И только одно плохо – он растет. Стремительно растет, и что же потом? Неужто снова одиночество? «Я не могу уснуть, пока ты не придешь». Мне кажется, у нас в 1960-70-е эту фразу чаще говорили мамы детям, а не наоборот.

Что происходит с ребенком? Он не может не откликнуться на страстный запрос его матери о любви. Это выше его сил. Он счастливо сливается с ней, он заботится, он боится за ее здоровье. Самое ужасное – когда мама плачет, или когда у нее болит сердце. Только не это. «Хорошо, я останусь, мама. Конечно, мама, мне совсем не хочется на эти танцы». Но на самом деле хочется, ведь там любовь, самостоятельная жизнь, свобода, и обычно ребенок все-таки рвет связь, рвет больно, жестко, с кровью, потому что добровольно никто не отпустит. И уходит, унося с собой вину, а матери оставляя обиду. Ведь она «всю жизнь отдала, ночей не спала». Она вложила всю себя, без остатка, а теперь предъявляет вексель, а ребенок не желает платить. Где справедливость? Тут и наследство «железной» женщины пригождается, в ход идут скандалы, угрозы, давление. Как ни странно, это не худший вариант. Насилие порождает отпор и позволяет-таки отделиться, хоть и понеся потери.

Некоторые ведут свою роль так искусно, что ребенок просто не в силах уйти.
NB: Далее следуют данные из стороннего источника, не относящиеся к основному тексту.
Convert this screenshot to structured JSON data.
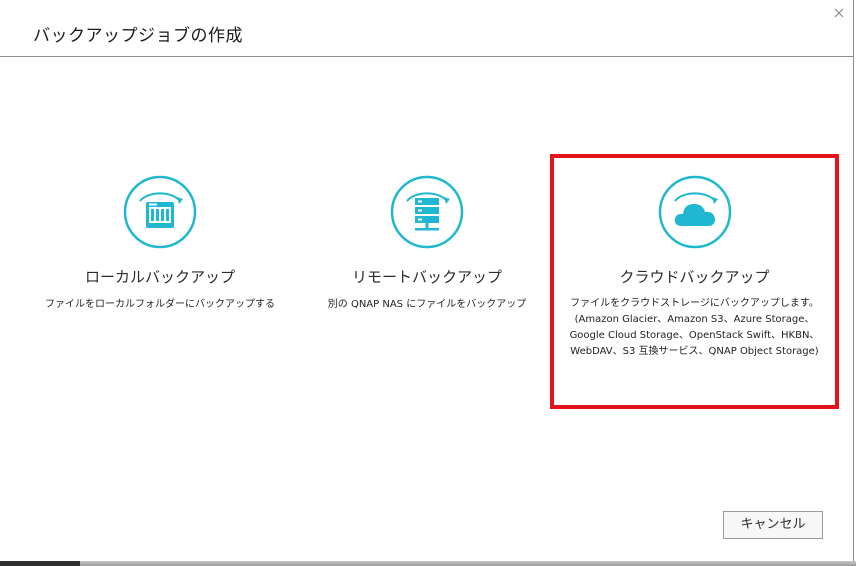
{
  "dialog": {
    "title": "バックアップジョブの作成",
    "close_icon": "close-icon"
  },
  "options": [
    {
      "id": "local",
      "icon": "nas-device-icon",
      "label": "ローカルバックアップ",
      "description": "ファイルをローカルフォルダーにバックアップする"
    },
    {
      "id": "remote",
      "icon": "server-rack-icon",
      "label": "リモートバックアップ",
      "description": "別の QNAP NAS にファイルをバックアップ"
    },
    {
      "id": "cloud",
      "icon": "cloud-icon",
      "label": "クラウドバックアップ",
      "description": "ファイルをクラウドストレージにバックアップします。(Amazon Glacier、Amazon S3、Azure Storage、Google Cloud Storage、OpenStack Swift、HKBN、WebDAV、S3 互換サービス、QNAP Object Storage)",
      "selected": true
    }
  ],
  "footer": {
    "cancel_label": "キャンセル"
  },
  "colors": {
    "accent": "#1fb7d2",
    "highlight": "#e3141b"
  }
}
Зависимость, вина, страх за здоровье матери привязывают тысячами прочнейших нитей, про это есть пьеса Надежды Птушкиной «Пока она умирала». А лучший – с точки зрения матери – вариант: если дочь все же сходит ненадолго замуж и останется с ребенком. И тогда сладкое единение можно перенести на внука и длить дальше, и, если повезет, хватит до самой смерти.
Часто свои неполадки со здоровьем начинают использовать как неосознанную манипуляцию, а потом трудно не заиграться, и вдруг все оказывается по настоящему плохо. При этом сами они выросли без материнской нежной заботы, а значит, заботиться о себе не привыкли и не умеют, не лечатся, не умеют себя баловать, да, по большому счету, не считают себя такой уж большой ценностью.

Но что-то мы все о женщинах, а где же мужчины? Где отцы? От кого-то же надо было детей родить?
С этим сложно. Девочка и мальчик, выросшие без отцов, создают семью. Но единственная модель семьи, известная им – самодостаточная «баба с яйцами», которой, по большому счету, мужик не нужен. «Посиди, дорогой, в сторонке, футбол посмотри, а то мешаешь полы мыть. Не играй с ребенком, ты его разгуливаешь, потом не уснет. Не трогай, ты все испортишь. Отойди, я сама». А мальчики-то тоже мамами выращены. Слушаться привыкли. Психоаналитики бы отметили еще, что с отцом за маму не конкурировали и потому мужчинами себя не почувствовали. Ну, и чисто физически в том же доме нередко присутствовала мать жены или мужа, а то и обе. А куда деваться? Поди тут побудь мужчиной…

Некоторые мужчины находили выход, становясь «второй мамой». В самом хорошем варианте получалось что-то вроде папы Дяди Федора: мягкий, заботливый, чуткий, все разрешающий. В промежуточном – трудоголик, который просто сбегал на работу от всего от этого. В плохом — алкоголик. Потому что это мужчина, который даром не нужен своей женщине, который все время слышит только «отойди, не мешай», а через запятую «что ты за отец, ты совершенно не занимаешься детьми» (читай «не занимаешься так, как Я считаю нужным»).
[...] нередко женщины просто пользовали их, как осеменителей, и дети были им нужнее, чем мужики.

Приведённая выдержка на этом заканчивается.